Маджид набил трубку гашишем и раскурил. 
— Похоже, выговориться надо именно тебе. Расскажи о своем сне. 
Вэл проследила за дымом, вившимся над его головой. 
— Я сижу в машине своей матери. Снаружи лица, люди пытаются пробраться внутрь. 
— На первый взгляд, ничего страшного. 
— Мне тогда было восемь. 
— То есть в восемь у тебя начались кошмары? 
— Нет. В это время моя мать — Летти — стала брать меня на ночные прогулки по городу. Этакое своеобразное образование в вопросах секса. 
— А в чем заключалась суть? — нахмурился Маджид. 
— Не уверена. 
Ему на грудь упало немного пепла. 
— Полагаю, в том, чтобы показать мне греховность секса, — смахнув его, ответила Вэл. 
— Почему-то мне кажется, она в этом не преуспела. 
— Вышло в точности наоборот. — Впервые за все время после пробуждения Вэл улыбнулась. 
— Что ж, расскажи тогда о твоем раннем знакомстве с прелестями разврата. 
— Хорошо, но не все.

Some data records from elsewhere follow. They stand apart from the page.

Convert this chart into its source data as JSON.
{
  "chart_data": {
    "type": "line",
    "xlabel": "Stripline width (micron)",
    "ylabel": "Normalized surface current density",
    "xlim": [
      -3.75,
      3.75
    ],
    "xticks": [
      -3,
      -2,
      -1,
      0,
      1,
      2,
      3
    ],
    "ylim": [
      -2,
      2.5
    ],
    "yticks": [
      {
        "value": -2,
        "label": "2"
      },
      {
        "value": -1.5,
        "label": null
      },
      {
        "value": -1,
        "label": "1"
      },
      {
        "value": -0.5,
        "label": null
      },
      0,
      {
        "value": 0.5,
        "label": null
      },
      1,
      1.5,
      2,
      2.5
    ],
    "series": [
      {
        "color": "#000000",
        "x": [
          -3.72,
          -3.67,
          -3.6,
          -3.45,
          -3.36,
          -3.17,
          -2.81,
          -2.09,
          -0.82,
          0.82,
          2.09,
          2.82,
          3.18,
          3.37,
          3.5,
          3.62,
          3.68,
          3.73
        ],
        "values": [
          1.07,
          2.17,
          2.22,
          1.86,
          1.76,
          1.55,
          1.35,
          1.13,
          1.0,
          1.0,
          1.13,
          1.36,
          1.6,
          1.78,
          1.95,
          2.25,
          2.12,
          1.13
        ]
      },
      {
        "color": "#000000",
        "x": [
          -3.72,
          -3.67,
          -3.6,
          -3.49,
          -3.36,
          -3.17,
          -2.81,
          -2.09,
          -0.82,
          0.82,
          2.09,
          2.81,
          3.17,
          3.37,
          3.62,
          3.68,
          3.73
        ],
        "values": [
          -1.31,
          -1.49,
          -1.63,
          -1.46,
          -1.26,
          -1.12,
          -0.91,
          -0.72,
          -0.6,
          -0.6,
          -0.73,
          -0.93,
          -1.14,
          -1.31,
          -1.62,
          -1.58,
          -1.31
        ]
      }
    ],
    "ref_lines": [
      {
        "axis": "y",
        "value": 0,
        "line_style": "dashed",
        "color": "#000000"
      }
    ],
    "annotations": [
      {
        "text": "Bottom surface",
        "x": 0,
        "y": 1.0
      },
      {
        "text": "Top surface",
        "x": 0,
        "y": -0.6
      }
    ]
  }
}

Худшее останется при мне навсегда.
Она положила руку на член Маджида и начала вспоминать детство, прошедшее в отреставрированном особняке с двенадцатью комнатами, который стоял на двухакровом участке земли неподалеку от окраины Тарранта, штат Нью-Йорк. Ее отец, воротила с Уолл-стрит, каждый день ездил на работу в Манхэттен, тратя по полтора часа на дорогу. Дом-картинку он купил как инвестицию и убежище от суматошной городской жизни, этакую безопасную гавань, где жена и дочь будут дожидаться его возвращения из финансовых баталий. 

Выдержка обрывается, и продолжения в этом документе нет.